王欲しさに王を殺し王になるというわけ……? なるほど。王が追加されたことはわかっていたけれど。まさかこういう王か……。
ほんと運営考えることが恐ろしい。
「その他国? で王になったプレイヤーはどうしたの?」
「もちろんそのままプレイヤーの国にしているぜ。もっとも、肩書だけの王だがな」
「ほへぇ」
他国行けたんだ……。
いや、クエストでも行けたんだから他国の存在はわかっていたけど。アドバンス王国の領地が広すぎてアドバンス王国から抜け出せていないプレイヤーが多いんだけれど。

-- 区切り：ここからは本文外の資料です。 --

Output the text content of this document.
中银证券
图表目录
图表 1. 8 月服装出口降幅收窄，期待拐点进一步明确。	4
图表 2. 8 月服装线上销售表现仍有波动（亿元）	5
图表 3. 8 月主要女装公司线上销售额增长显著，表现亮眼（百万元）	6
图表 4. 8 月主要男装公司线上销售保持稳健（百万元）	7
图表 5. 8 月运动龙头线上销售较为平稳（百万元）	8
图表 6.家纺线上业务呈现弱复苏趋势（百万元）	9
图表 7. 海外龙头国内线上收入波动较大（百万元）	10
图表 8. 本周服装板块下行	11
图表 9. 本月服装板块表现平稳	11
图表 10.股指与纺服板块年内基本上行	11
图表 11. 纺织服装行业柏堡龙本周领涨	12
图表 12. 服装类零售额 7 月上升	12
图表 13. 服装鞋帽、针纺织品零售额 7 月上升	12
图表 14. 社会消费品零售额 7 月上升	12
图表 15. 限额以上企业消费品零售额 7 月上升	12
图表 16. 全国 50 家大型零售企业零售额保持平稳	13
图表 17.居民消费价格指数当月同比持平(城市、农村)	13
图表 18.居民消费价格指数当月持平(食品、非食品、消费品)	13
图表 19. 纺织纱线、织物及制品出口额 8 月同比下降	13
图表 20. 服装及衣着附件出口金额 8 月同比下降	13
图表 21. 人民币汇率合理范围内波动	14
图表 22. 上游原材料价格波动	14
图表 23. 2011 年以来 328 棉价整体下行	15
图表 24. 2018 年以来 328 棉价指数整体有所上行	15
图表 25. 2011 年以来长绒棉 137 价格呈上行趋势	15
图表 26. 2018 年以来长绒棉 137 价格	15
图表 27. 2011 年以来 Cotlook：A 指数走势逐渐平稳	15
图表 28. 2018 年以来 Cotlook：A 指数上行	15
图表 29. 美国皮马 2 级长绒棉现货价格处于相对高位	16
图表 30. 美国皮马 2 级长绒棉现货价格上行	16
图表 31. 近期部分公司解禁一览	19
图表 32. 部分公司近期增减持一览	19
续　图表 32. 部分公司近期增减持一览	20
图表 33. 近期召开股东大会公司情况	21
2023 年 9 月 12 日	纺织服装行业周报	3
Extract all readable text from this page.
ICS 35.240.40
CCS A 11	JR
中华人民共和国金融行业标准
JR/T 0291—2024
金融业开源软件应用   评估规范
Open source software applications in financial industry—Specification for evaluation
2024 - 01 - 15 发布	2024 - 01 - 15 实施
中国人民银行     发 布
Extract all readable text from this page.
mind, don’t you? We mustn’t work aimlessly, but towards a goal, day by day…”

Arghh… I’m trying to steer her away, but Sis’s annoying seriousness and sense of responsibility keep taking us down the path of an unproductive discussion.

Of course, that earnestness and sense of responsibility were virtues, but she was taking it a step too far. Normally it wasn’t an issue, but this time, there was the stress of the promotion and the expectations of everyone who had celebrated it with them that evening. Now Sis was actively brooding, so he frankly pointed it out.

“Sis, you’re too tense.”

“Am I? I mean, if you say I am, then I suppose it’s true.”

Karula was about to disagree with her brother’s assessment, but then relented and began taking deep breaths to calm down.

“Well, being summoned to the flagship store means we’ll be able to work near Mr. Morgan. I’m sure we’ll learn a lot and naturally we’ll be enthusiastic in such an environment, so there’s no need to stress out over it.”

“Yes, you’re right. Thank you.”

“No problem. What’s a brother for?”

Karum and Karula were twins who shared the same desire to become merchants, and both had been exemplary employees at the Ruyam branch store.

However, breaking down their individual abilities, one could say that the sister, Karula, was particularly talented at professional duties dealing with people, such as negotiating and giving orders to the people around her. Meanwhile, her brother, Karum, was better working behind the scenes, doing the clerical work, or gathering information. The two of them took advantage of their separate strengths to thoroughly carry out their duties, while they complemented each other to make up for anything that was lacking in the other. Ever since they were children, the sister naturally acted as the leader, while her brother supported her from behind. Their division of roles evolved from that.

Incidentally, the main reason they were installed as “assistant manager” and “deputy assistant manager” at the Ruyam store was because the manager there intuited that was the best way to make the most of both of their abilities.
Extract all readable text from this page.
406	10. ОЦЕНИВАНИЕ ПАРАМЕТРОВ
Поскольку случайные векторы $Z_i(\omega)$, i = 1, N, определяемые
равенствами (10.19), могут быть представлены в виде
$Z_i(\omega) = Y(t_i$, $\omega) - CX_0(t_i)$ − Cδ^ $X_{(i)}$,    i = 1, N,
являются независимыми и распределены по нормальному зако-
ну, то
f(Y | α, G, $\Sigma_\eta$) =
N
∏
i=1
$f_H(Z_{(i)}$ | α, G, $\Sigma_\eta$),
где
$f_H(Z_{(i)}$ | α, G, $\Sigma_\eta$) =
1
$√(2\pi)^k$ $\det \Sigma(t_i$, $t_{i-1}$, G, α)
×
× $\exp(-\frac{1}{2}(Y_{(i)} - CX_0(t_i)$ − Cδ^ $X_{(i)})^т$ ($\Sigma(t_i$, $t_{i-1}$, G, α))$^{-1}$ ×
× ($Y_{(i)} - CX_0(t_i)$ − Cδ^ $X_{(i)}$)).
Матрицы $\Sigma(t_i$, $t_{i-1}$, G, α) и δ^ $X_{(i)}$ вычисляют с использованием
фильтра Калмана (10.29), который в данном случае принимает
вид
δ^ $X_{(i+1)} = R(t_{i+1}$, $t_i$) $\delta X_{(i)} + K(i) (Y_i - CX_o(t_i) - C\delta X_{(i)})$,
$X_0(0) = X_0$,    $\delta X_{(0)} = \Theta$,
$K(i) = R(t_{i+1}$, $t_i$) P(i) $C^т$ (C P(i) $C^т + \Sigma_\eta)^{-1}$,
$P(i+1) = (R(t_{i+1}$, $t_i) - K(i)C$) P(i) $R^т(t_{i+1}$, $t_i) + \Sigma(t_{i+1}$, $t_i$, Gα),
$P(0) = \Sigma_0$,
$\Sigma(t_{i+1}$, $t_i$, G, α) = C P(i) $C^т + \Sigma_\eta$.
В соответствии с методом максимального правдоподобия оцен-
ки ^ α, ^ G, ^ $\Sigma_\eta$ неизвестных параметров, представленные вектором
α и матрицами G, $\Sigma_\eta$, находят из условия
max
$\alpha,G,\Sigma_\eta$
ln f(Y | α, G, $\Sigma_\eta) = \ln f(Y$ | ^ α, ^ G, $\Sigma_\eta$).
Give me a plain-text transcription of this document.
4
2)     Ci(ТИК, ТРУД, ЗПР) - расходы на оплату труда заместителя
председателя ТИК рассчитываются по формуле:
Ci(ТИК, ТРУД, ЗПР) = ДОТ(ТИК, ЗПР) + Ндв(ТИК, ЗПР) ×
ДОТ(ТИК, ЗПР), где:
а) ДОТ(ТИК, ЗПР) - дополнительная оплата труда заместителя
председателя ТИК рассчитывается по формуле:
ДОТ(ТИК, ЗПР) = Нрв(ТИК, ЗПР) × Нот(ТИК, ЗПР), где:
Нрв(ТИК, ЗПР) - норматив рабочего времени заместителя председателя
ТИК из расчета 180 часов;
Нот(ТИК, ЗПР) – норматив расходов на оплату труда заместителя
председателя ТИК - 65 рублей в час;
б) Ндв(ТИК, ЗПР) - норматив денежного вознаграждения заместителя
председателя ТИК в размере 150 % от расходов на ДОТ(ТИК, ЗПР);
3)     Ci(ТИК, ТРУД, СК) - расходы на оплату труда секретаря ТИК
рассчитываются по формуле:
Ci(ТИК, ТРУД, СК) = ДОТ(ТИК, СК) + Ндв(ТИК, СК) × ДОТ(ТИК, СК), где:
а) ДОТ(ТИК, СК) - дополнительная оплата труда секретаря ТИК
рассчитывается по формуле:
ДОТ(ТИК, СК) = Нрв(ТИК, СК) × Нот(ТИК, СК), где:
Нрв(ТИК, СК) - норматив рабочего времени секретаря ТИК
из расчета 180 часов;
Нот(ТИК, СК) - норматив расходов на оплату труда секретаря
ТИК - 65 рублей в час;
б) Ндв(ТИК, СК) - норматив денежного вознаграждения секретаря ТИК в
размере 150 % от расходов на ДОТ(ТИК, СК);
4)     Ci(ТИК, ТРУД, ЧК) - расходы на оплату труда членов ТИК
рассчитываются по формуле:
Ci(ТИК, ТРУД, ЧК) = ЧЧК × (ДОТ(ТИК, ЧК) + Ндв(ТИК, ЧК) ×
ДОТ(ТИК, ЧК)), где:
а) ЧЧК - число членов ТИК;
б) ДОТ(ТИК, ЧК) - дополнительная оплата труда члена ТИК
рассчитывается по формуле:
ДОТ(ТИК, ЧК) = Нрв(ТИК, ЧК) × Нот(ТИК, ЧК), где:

「他国は大型アプデからだぞ。所属する国も選べるようになったんだ」
「は?」
「ミキのところにもきてねえか? 所属する国を選べって」
「あ、来てる」
運営からのおしらせっていうメールが届いていた。
そして中は所属する国を選べということ。ギルドを組んでいた場合ギルドは解散となるか分解されて支店?って感じのものができるらしい。
それで他国の情報交換をできるということだな。
選べる国は結構ある。
アドバンス王国を始め、他国20か国。領地の大きさとかばらばらだけどそれぞれの国には特化したものがありアドバンス王国は特に特化したものがない。領地が狭いほど何かに特化しているらしい。
まぁ、私はアドバンス王国だけど。
所属する国も選べるようになったのかー……。
「で、ミキどうするよ。戦争」
「どうするって止めるしかないでしょ?」
「言うと思ったぜ。情報はこっちで集めておく。ミキは待ってろ」
「うん」
ストレングスさんは帰っていく。
戦争ね……。血の気が高すぎるっての。